I wrote this on November 3, 1970. I was in 8th grade and 14 years old. I got an A+/B for the paper. The teacher wrote at the end:
“Yes, there are times when tears are impossible, we just hurt so much.”
“Dona, you have told this beautifully, for you have made me feel as if I knew Puff and shared your hurt in having to give Puff away. Thanks for sharing it so well. By the way, you have a very interesting writing style. Keep it up.”
My take on this is: it is forced and feels stilted. It is too formal in parts, yet too informal in others. I do not consider this one of my better old writings. And why the question mark in the title?
My love for cats is very great. But my father is just the opposite, he hates cats.
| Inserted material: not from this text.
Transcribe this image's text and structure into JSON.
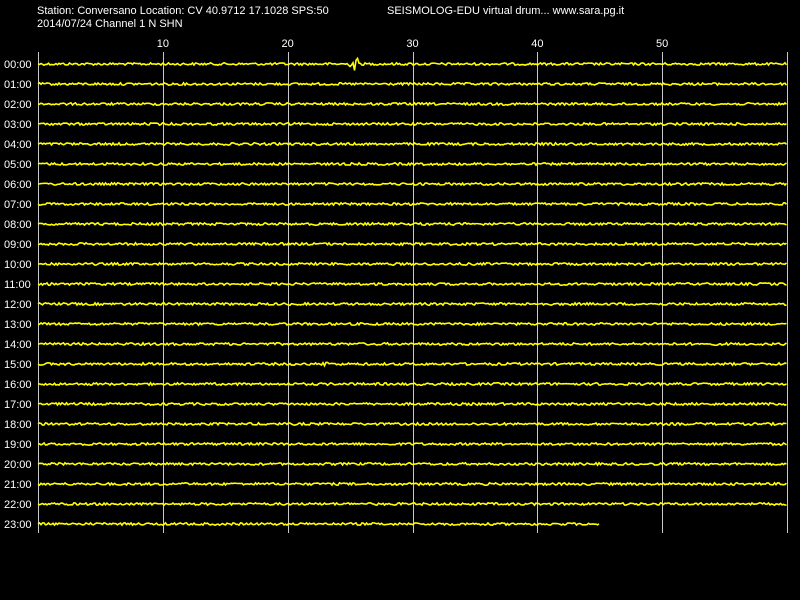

So I have had only one cat in my life. (I have a five-month-old kitten at the moment but she acts so much like a person I think of her as a sister). This cat — a white half Persian, male. Mother Persian, father unknown. Born in a box in a breezeway by the side of a garage. He was my “birthday cat” as I called him, but every cat or pet must have a name so I had to find one. I tried every name I could think of: Prince, Whitey, Snowball, Pumpkin, etc. I finally settled on Puff. Everyone laughed. I said I didn’t care because Puff had been my favorite story character in Dick, Jane, and Sally. Also, my favorite song was “Puff the Magic Dragon.” Sometimes I made up “real” names such as “Prince Puff Patrick” (PPP). Yes, Puff was my cat and I loved him.
One and a half years after I received Puff, my kitten had grown into a cat. A large, long, slim and beautiful cat. He was all white except for a long black or gray streak down his back from when my friend and I accidentally left Puff in the charcoal burrner overnight. I thought that Puff didn’t love me anymore for he had always faithfully returned home after a day outside.
Another time I thought I had lost Puff was when he was caught between the screen door and inside backdoor. Around midnight my father heard a strange noise coming from the back door. He must have thought that a burglar was trying to get into the house for he went and opened it and was surprised to see a white streak running up the steps and under the table.
Finally, the sad part of this gleeful lifetime must be told for I have put it off long enough. Although Puff and I had happy times together, there were still some bad ones. For Puff was getting to be a nuisance. He would get hold of a piece of wool or a sock or any material and eat a big hole in the middle. Puff also, like any other cat, had a desire to catch and eat birds and rabbits.
So my mother suggested that we take Puff to Wisconsin for my grandparents’ house to catch mice. Naturally, I didn’t want to give up “my little cat.” After weeks of pondering about what to do with Puff, we finally decided on giving him to my Aunt and Uncle to take to a farm. By that time I had started to dislike Puff, or so I thought, for the cat would make my father angry, so angry he would get angry with me and that made me angry. The cat would sit in the middle of the living room and pull his hair out. Also, the cat was getting mean, very mean. He even made a sort of growling noise in his throat when he ate. This noise was not purring, he never purred, not even when he was a little kitten.
Well, the day came when my parents asked my Aunt and Uncle to come and take my cat to his destination. My mother tried to tell me that Puff would be happier at the farm, but I really didn’t care about anything at all anymore. My cat was leaving me. I handed my cat to my Aunt and I think she could see a tear in my eye. I gave Puff one last kiss and after they left I went into my room. I didn’t cry, I couldn’t cry. I was beyond crying.
The next day we received a call from my Aunt and Uncle saying that about halfway [to the farm] Puff jumped out the window, which was down about 6 inches. He didn’t get run over, but he ran into a cornfield. This was the last time anyone in my family saw my cat, Puff.
Now that I have heard of Pica disease in cats, I am pretty sure Puff’s habit of eating fabric, pulling out his hair and his meanness came from an underlying issue that we didn’t consider.
Several years after Puff ran off into the cornfield my father did some appliance repair for someone not too far from the place where Puff disappeared. The family had a large, white cat who apparently walked out of a cornfield and into their lives years before my father did work there. He believed it was Puff. I hope it was.